Poland-backed edtech firm Brainly has reportedly handed over pink slips to all of its employees working in the country, mostly centre in Bengaluru numbering about 35.

New Delhi: Is the entire technology sector staring at major crisis?, that’s the major question weighing everybody’s mind. Twitter laid off 50% of its employees, Facbook has plans of big retrenchment. India’s leading Ed-tech company Byju has already retrenched about 2,500 employees.

The latest ed-tech company to sack employees as part of ‘business restructuring process’ is Brainly. The ed-tech firm has fired all of its India employees, reports said.

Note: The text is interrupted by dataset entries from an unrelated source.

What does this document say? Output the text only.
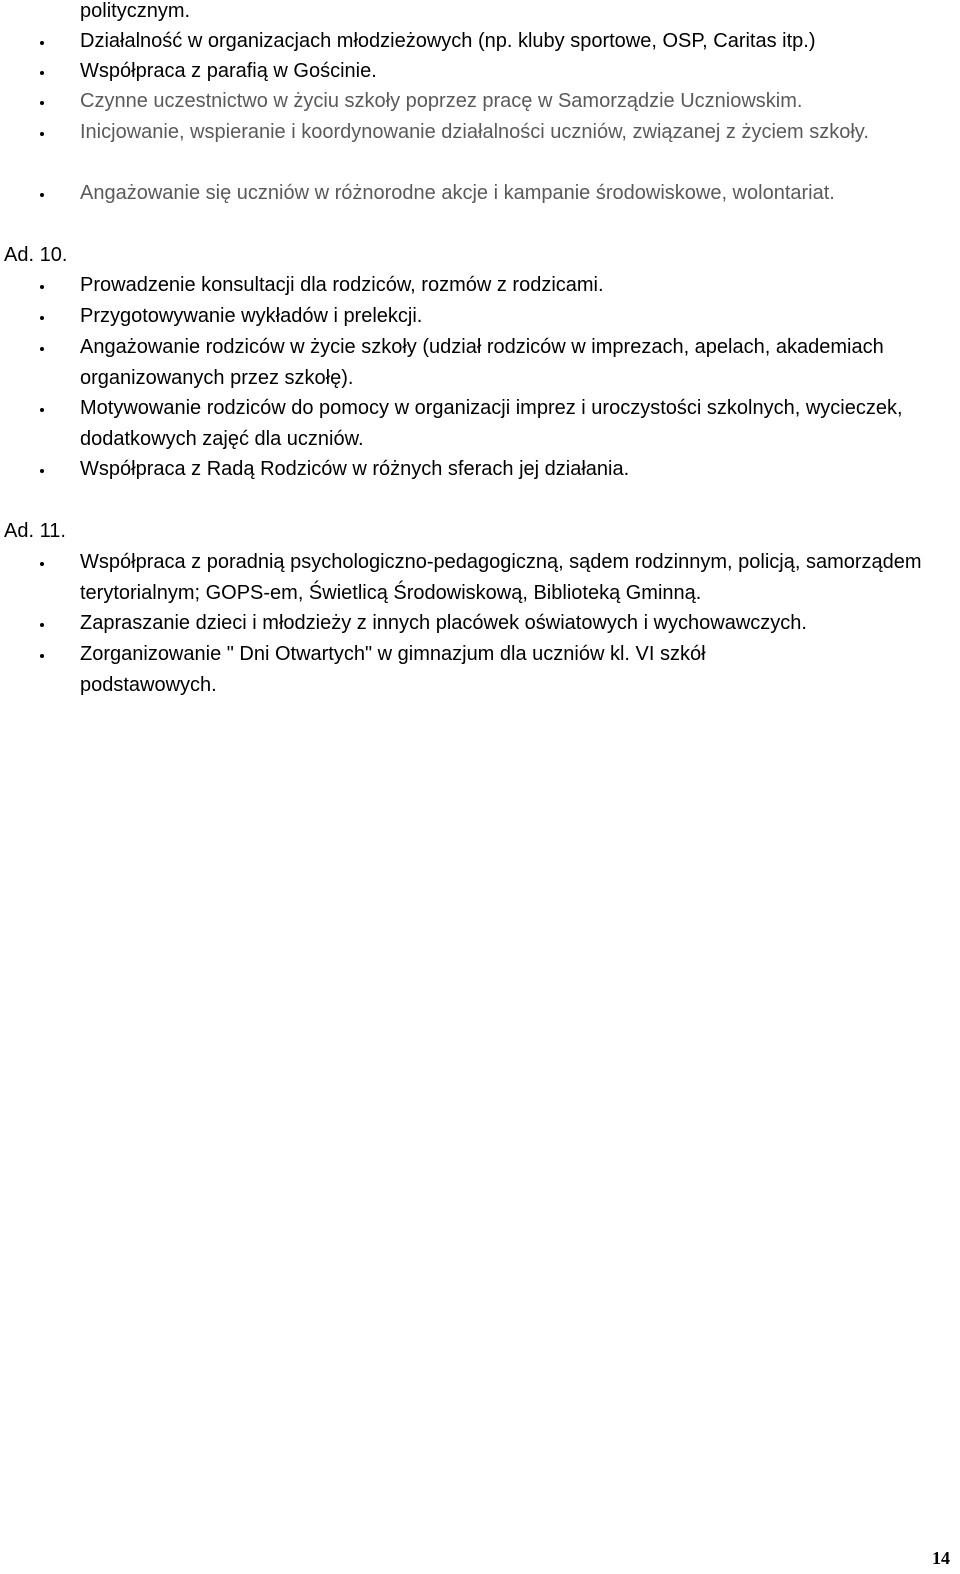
politycznym.

Działalność w organizacjach młodzieżowych (np. kluby sportowe, OSP, Caritas itp.)

Współpraca z parafią w Gościnie.

Czynne uczestnictwo w życiu szkoły poprzez pracę w Samorządzie Uczniowskim.

Inicjowanie, wspieranie i koordynowanie działalności uczniów, związanej z życiem szkoły.

Angażowanie się uczniów w różnorodne akcje i kampanie środowiskowe, wolontariat.

Ad. 10.

Prowadzenie konsultacji dla rodziców, rozmów z rodzicami.

Przygotowywanie wykładów i prelekcji.

Angażowanie rodziców w życie szkoły (udział rodziców w imprezach, apelach, akademiach organizowanych przez szkołę).

Motywowanie rodziców do pomocy w organizacji imprez i uroczystości szkolnych, wycieczek, dodatkowych zajęć dla uczniów.

Współpraca z Radą Rodziców w różnych sferach jej działania.

Ad. 11.

Współpraca z poradnią psychologiczno-pedagogiczną, sądem rodzinnym, policją, samorządem terytorialnym; GOPS-em, Świetlicą Środowiskową, Biblioteką Gminną.

Zapraszanie dzieci i młodzieży z innych placówek oświatowych i wychowawczych.

Zorganizowanie " Dni Otwartych" w gimnazjum dla uczniów kl. VI szkół podstawowych.

14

Poland-backed edtech firm Brainly has reportedly handed over pink slips to all of its employees working in the country, mostly centre in Bengaluru numbering about 35.

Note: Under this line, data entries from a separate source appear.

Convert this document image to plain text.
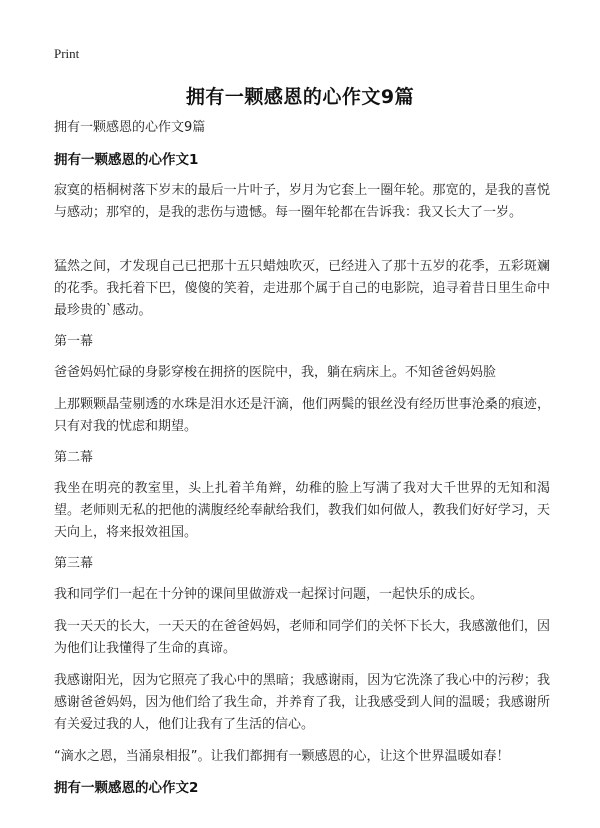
Print
拥有一颗感恩的心作文9篇

拥有一颗感恩的心作文9篇

拥有一颗感恩的心作文1

寂寞的梧桐树落下岁末的最后一片叶子，岁月为它套上一圈年轮。那宽的，是我的喜悦与感动；那窄的，是我的悲伤与遗憾。每一圈年轮都在告诉我：我又长大了一岁。

猛然之间，才发现自己已把那十五只蜡烛吹灭，已经进入了那十五岁的花季，五彩斑斓的花季。我托着下巴，傻傻的笑着，走进那个属于自己的电影院，追寻着昔日里生命中最珍贵的`感动。

第一幕

爸爸妈妈忙碌的身影穿梭在拥挤的医院中，我，躺在病床上。不知爸爸妈妈脸

上那颗颗晶莹剔透的水珠是泪水还是汗滴，他们两鬓的银丝没有经历世事沧桑的痕迹，只有对我的忧虑和期望。

第二幕

我坐在明亮的教室里，头上扎着羊角辫，幼稚的脸上写满了我对大千世界的无知和渴望。老师则无私的把他的满腹经纶奉献给我们，教我们如何做人，教我们好好学习，天天向上，将来报效祖国。

第三幕

我和同学们一起在十分钟的课间里做游戏一起探讨问题，一起快乐的成长。

我一天天的长大，一天天的在爸爸妈妈，老师和同学们的关怀下长大，我感激他们，因为他们让我懂得了生命的真谛。

我感谢阳光，因为它照亮了我心中的黑暗；我感谢雨，因为它洗涤了我心中的污秽；我感谢爸爸妈妈，因为他们给了我生命，并养育了我，让我感受到人间的温暖；我感谢所有关爱过我的人，他们让我有了生活的信心。

“滴水之恩，当涌泉相报”。让我们都拥有一颗感恩的心，让这个世界温暖如春！

拥有一颗感恩的心作文2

A portal, citing Corporate Chat India Twitter handle, reported that a fired employee shared the news of layoff of Brainly’s India team.

“Shocking layoff at Brainly-India team (has raised more than $150 million),” the Corporate Chat India account posted.

Reports said that this was a brief retrenchment of the global workforce including India. Globally, the ed-tech is said to have a workforce of more than 850 people.

The announcement of layoffs happened over a Google meet, as employees were told that the firm was slashing its India team and only 5 of 35 staff will be retained. Layoffs happened reportedly across all departments including customer support, product, marketing, legal and technical divisions.

A leading daily reported that Brainly’s job cuts was limited to India only as the company decided to stop paid plans to Brainly.in users and it will now provide services for free. The ed-tech firm has strong presence in countries like US, Russia, Indonesia, Brazil and Latin America, among others.

Byju’s cut 2,500 jobs days ago

The job cuts in Brainly comes days after Ed-tech giant Byju’s announced sacking of 2,500 employees. Company’s CEO Byju Raveendran had also written an ‘apology mail’ to its employees over lay-offs.